While Basu guides the path for a novice, Rose, a public relations veteran, goes beyond the customs of a cubicle. In Daddy’s Logic, he covers larger aspects of life. Spread across 20 chapters covering 20 aspects of living a regretfree happy life, these are primarily based on author’s interactions and experiences with this father over a span of 30 years. The author has superimposed advice from his daddy with examples of corporate leaders, underscoring the fact that our parents play an important part in shaping our early life and their advice is often followed and implemented even after they leave us. This book contains a surfeit of practical advice peppered with loads of anecdotes and pragmatic insights.

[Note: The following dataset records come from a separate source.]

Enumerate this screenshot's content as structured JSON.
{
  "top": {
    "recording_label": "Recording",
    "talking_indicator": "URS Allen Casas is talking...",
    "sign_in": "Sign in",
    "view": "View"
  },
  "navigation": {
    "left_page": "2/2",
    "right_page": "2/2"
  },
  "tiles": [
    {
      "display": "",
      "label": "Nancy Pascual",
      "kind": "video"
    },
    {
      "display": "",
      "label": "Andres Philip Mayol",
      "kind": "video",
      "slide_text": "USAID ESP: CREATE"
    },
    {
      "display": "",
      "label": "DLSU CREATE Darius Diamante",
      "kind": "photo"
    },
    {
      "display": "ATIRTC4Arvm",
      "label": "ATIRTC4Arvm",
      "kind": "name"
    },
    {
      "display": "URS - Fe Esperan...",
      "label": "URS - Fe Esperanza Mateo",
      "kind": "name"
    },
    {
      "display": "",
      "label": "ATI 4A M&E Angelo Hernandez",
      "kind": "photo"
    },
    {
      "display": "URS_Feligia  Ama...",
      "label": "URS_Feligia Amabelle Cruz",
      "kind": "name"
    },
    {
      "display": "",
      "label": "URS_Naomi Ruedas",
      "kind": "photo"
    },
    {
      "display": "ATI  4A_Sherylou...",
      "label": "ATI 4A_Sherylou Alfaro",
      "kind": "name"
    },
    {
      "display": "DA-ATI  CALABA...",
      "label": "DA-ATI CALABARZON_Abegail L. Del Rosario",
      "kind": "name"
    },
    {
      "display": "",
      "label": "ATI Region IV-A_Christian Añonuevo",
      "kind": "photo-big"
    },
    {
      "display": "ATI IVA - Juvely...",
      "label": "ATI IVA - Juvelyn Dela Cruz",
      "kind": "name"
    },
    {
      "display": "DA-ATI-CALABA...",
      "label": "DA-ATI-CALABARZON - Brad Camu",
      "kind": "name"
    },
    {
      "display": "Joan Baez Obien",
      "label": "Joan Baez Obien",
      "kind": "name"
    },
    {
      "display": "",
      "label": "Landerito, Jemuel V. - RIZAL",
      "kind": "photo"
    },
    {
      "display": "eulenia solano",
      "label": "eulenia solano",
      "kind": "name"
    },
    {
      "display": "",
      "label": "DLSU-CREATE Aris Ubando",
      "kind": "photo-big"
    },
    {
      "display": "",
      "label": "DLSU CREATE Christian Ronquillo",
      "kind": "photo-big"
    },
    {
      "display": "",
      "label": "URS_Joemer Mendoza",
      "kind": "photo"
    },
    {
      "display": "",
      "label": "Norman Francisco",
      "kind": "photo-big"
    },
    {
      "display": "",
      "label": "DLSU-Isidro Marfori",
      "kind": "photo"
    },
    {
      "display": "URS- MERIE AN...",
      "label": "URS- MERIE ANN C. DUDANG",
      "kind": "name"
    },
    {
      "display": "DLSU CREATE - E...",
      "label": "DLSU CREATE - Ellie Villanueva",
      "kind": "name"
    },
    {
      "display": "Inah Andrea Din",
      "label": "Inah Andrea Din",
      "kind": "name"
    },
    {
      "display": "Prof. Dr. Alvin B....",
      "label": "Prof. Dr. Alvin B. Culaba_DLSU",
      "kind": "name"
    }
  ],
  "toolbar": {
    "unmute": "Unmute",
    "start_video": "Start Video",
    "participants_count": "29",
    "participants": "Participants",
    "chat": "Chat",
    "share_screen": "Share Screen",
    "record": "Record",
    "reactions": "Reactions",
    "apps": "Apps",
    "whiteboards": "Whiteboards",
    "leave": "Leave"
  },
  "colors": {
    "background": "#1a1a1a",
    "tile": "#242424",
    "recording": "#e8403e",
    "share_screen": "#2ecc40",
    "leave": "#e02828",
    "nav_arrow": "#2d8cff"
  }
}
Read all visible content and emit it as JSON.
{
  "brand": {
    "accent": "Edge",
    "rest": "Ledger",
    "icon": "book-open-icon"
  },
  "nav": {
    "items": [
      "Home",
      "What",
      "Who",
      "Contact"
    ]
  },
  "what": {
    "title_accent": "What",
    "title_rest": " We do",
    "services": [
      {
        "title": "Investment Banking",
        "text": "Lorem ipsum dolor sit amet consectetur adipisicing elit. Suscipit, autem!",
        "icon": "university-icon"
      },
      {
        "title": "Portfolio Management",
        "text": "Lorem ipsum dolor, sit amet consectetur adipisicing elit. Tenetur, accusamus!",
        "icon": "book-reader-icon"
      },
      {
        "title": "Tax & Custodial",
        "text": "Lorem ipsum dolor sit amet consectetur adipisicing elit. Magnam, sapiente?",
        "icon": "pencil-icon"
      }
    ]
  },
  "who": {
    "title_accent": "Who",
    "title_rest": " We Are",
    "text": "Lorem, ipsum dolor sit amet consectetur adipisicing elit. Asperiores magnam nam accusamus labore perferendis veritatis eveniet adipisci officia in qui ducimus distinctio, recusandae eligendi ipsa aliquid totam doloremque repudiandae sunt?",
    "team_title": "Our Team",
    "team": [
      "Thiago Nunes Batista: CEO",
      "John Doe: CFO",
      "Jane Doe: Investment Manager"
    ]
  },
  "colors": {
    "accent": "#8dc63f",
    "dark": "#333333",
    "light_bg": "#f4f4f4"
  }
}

Fuchs talks about more than just greed, which has become a prominent keyword for any book associated with the finance industry, along with arrogance and skills. The plot is generally the same: a nobody’s quest for success sees him going on to achieve the heights and then losing everything due to his ego and greed. There is no place for feelings of guilt, sorrow or pity and the lure of fast money leads one to the fast track to success and by the time he realises that he has gone too far, he generally ends up languishing in a prison cell. The central premise of any such book is similar to the tagline “Greed is Good” from the 1987 epic movie Wall Street by Oliver Stone.
Fuchs is a consultant and a business intelligence expert. His book claims to be based on a true story and so readers would expect something new to be told in it, but the subject has become so mundane that almost all plots read alike. Perhaps, Greg Smith’s open resignation published recently on The New York Times – ‘Why I Am Leaving Goldman Sachs’ — would give us a realistic feel of what goes on in the industry. Still, the book is a much better, faster and credible read than most such books.